Sue knitting a sock from her handspun yarn. Just out of view to the left, Jan is spinning already-dyed fleece for an upcoming guild project. Most of the members are weavers as well as spinners and knitters. The conversation amongst us and with curious library-goers was fun and stimulating and we even met a man who "knew the lingo", punning from the knitting and weaving vocabulary. Turned out that he had learned to weave in the round at one point, and could knit as well, but considered knitting too stressful - give me input here, men that knit! Some of you must find it as relaxing as I do....

I spent most of my time working on one of two pair of socks I have started using my "new to me" method of two circulars. Yesterday I ripped out DH's ragg wool one, as the gauge was too loose. I had been told that most people knit tighter using this method, but I have been using circs almost exclusively for something like 15 years now, and knit with looser tension than most. In spite of that "bump in the road", I am totally excited about using circs, and started a different pair with Plymouth Sockotta, improvising with a wooden size 1 and a composite... both 29 inches long, which is too much, and both shall remain nameless as the joins on both were total pains. I made steady progess, and went to Meadowfarm Yarn Studio on the way home, bit the bullet and got two pair of Addi Turbos in size 1 AND in size 3 for DH's worsted socks.

While at the shop, I got into a fun and animated discussion with another customer and Eileen, a member of our guild who works and teaches at the shop, about making socks with circs (all of us new to this process), and about ways to store circular needles. In a moment of group inspiration, we agreed that using a CD case from the dollar store, the kind with plastic sleeves to slide the CDs in and a zipper around the outside, would be ideal.... someone will write and tell me that they have known about this for years, but maybe its the hundredth knitting monkey phenomenon.

Back at home:

My 100 year old cherry tree is completely loaded with fruit this year, and we are keeping an eye on it to try and get the fruit fully ripe but beat the birds to it.

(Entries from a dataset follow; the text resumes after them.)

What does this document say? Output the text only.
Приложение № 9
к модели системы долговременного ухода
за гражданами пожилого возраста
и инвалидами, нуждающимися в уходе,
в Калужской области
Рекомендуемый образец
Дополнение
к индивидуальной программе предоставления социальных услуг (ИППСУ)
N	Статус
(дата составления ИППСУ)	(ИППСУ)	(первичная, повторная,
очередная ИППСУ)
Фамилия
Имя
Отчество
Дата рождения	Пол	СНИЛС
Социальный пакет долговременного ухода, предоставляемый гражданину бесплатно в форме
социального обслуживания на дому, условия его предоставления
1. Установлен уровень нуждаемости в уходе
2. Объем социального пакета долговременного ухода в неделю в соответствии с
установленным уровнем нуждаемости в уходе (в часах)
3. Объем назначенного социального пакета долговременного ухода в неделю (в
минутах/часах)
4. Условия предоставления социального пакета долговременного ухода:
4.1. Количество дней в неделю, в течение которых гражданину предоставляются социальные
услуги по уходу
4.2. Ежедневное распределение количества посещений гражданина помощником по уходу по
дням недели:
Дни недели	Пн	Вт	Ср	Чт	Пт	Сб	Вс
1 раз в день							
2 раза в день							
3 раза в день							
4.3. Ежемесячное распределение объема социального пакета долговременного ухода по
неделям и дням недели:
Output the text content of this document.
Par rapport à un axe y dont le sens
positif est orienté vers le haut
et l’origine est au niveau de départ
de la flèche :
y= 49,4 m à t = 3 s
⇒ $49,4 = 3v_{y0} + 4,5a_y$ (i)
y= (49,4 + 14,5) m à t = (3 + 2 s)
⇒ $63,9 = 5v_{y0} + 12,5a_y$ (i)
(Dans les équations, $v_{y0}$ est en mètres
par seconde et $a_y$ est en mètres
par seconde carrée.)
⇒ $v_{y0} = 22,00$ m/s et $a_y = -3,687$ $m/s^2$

I spent the rest of the afternoon at a bar-be-que for Erica, the daughter of my friend Donna, and the younger sister of DD Nikki's best friend, Jessica, through her high school years. Erica graduated today, and Nikki and DS Jesse joined me in celebrating. Jesse graduated from the same high school two years ago, and he and Erica have many friends in common, including one who was killed in an auto accident a few days before graduating, along with his younger brother. Erica was wearing a memorial t-shirt, and Jesse told me about his remembrances of this young man, a funny and loving person. Hug your kids extra-tight today, for me, and for the grieving parents of these two boys. Don't ever take anything for granted, and make all the time you can for your passions.


Blogger margene said...

So sad to loose children at any age.
Your WWKD looks like loads of fun. You'll be so glad you have the Addis. They are expensive but you'll have them forever. I like the idea of 2 circs just because you'll never drop a needle!

5:31 AM  
Anonymous SpiderWomanKnits said...

I can' read your post...something is funky with the format :-(

From the pictures it looks like you had a great WWKIP day! Glad you guys had sun!

9:38 AM  
Blogger Stacie said...

I knit in public on Sat in the pouring rain at a "fishing derby". Kids + Fish = free bikes. Anyhoo, thanks for the interview! Sorry about the loss, and two from one famly, so sad. Where's the pic of you knitting in public??